One of the main issues was whether MicroStrategy could immediately book all of the expected revenue from contracts that called for the company to deliver software and services over time. Under accounting rules, companies can't book the revenue from any component of a software deal until that component has been delivered. What's more, to book revenue from any element of the deal up front, the company must be able to show that it has a track record of selling that particular element that supports the revenue attributed to it.
The order noted in a footnote that the co-leader of an in-house advisory unit at PwC warned that some of the accounting at issue was problematic.
A document filed by the shareholders in their suit against PwC provided more detail.
In March 1999, a year before MicroStrategy disclosed its accounting problems, PwC technical consulting partner John Dirks reviewed a template for MicroStrategy's accounting method, the report filed by the shareholders said. Dirks described MicroStrategy's approach as "we may be tilting at windmills trying to find a hole . . . to overcome the substance of the business," the report said.
The shareholders' report by consultant Andy Mintzer, based on e-mails, depositions and other documents, raised other issues not addressed in the SEC enforcement action. The report cited internal MicroStrategy and PwC communications indicating that the two were discussing joint business activities while PwC was auditing MicroStrategy's books.

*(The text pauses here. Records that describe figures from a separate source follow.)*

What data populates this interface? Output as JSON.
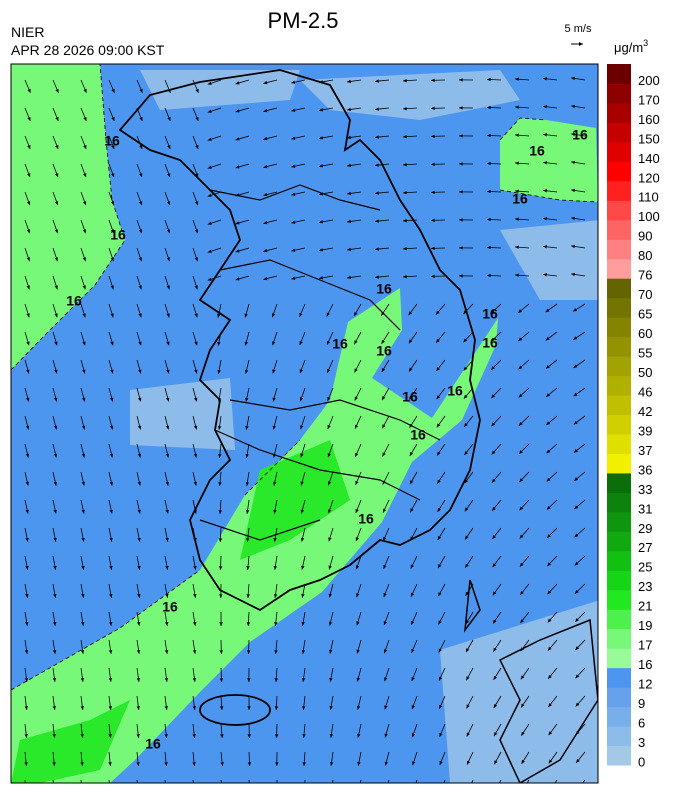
{
  "header": {
    "title": "PM-2.5",
    "agency": "NIER",
    "timestamp": "APR 28 2026 09:00 KST",
    "wind_scale": "5 m/s",
    "unit": "μg/m",
    "unit_superscript": "3"
  },
  "colorbar": {
    "levels": [
      0,
      3,
      6,
      9,
      12,
      16,
      17,
      19,
      21,
      23,
      25,
      27,
      29,
      31,
      33,
      36,
      37,
      39,
      42,
      46,
      50,
      55,
      60,
      65,
      70,
      76,
      80,
      90,
      100,
      110,
      120,
      140,
      150,
      160,
      170,
      200
    ],
    "colors": [
      "#a3c9e6",
      "#8dbbea",
      "#78aeea",
      "#66a2ec",
      "#4d96ef",
      "#98fa98",
      "#78f878",
      "#4df04d",
      "#22e822",
      "#16d416",
      "#12c012",
      "#10aa10",
      "#0f960f",
      "#0d820d",
      "#0b6e0b",
      "#f0f000",
      "#e0e000",
      "#d0d000",
      "#c0c000",
      "#b0b000",
      "#a2a200",
      "#939300",
      "#848400",
      "#747400",
      "#646400",
      "#ff9c9c",
      "#ff8080",
      "#ff6464",
      "#ff4848",
      "#ff2020",
      "#ff0000",
      "#e00000",
      "#c40000",
      "#a80000",
      "#8c0000",
      "#6c0000"
    ]
  },
  "contour_labels": [
    "16",
    "16",
    "16",
    "16",
    "16",
    "16",
    "16",
    "16",
    "16",
    "16",
    "16",
    "16",
    "16",
    "16",
    "16",
    "16",
    "16"
  ]
}
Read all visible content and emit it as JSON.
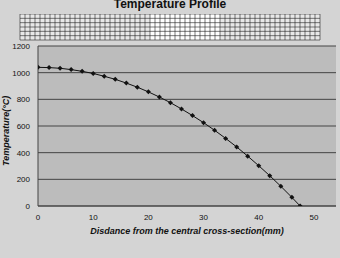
{
  "chart_data": {
    "type": "line",
    "title": "Temperature Profile",
    "xlabel": "Disdance from the central cross-section(mm)",
    "ylabel": "Temperature(°C)",
    "x": [
      0,
      2,
      4,
      6,
      8,
      10,
      12,
      14,
      16,
      18,
      20,
      22,
      24,
      26,
      28,
      30,
      32,
      34,
      36,
      38,
      40,
      42,
      44,
      46,
      47.5
    ],
    "values": [
      1040,
      1038,
      1033,
      1023,
      1010,
      994,
      973,
      950,
      922,
      891,
      856,
      817,
      775,
      728,
      678,
      625,
      568,
      507,
      443,
      374,
      302,
      227,
      148,
      65,
      0
    ],
    "color": "#111111",
    "marker": "diamond",
    "xlim": [
      0,
      54
    ],
    "ylim": [
      0,
      1200
    ],
    "xticks": [
      0,
      10,
      20,
      30,
      40,
      50
    ],
    "yticks": [
      0,
      200,
      400,
      600,
      800,
      1000,
      1200
    ],
    "grid": true
  }
}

"If at the same time that PwC is performing the audit . . . they're negotiating with the audit client to become a partner in a business transaction, that would impair the auditor's independence," said Lynn E. Turner, former chief accountant at the SEC.
"All of the allegations made by the plaintiffs' hired witness have been litigated, investigated by regulators and resolved," PwC's Silber said. "Most recently, the SEC entered into a widely reported settlement with Warren Martin without bringing any charges against PwC or any individuals at the firm."
In early 2000, Forbes magazine published an article questioning the way MicroStrategy accounted for deals that helped it show rising revenue. After the article appeared, PwC personnel reexamined MicroStrategy's accounting and pushed the company to correct past financial statements. The correction showed that the company had been losing money since before it first sold stock to the public.
MicroStrategy's stock, which traded as high as $333 per share 10 days before its accounting problems came to light, was trading at 48 cents last year when the company performed a reverse split, giving investors one share for every 10 they held. The stock closed Friday at $36.90.
Since March 2000, Saylor has sold 1.2 million shares for $37.8 million, according to Thomson Financial.
PwC remains MicroStrategy's auditor.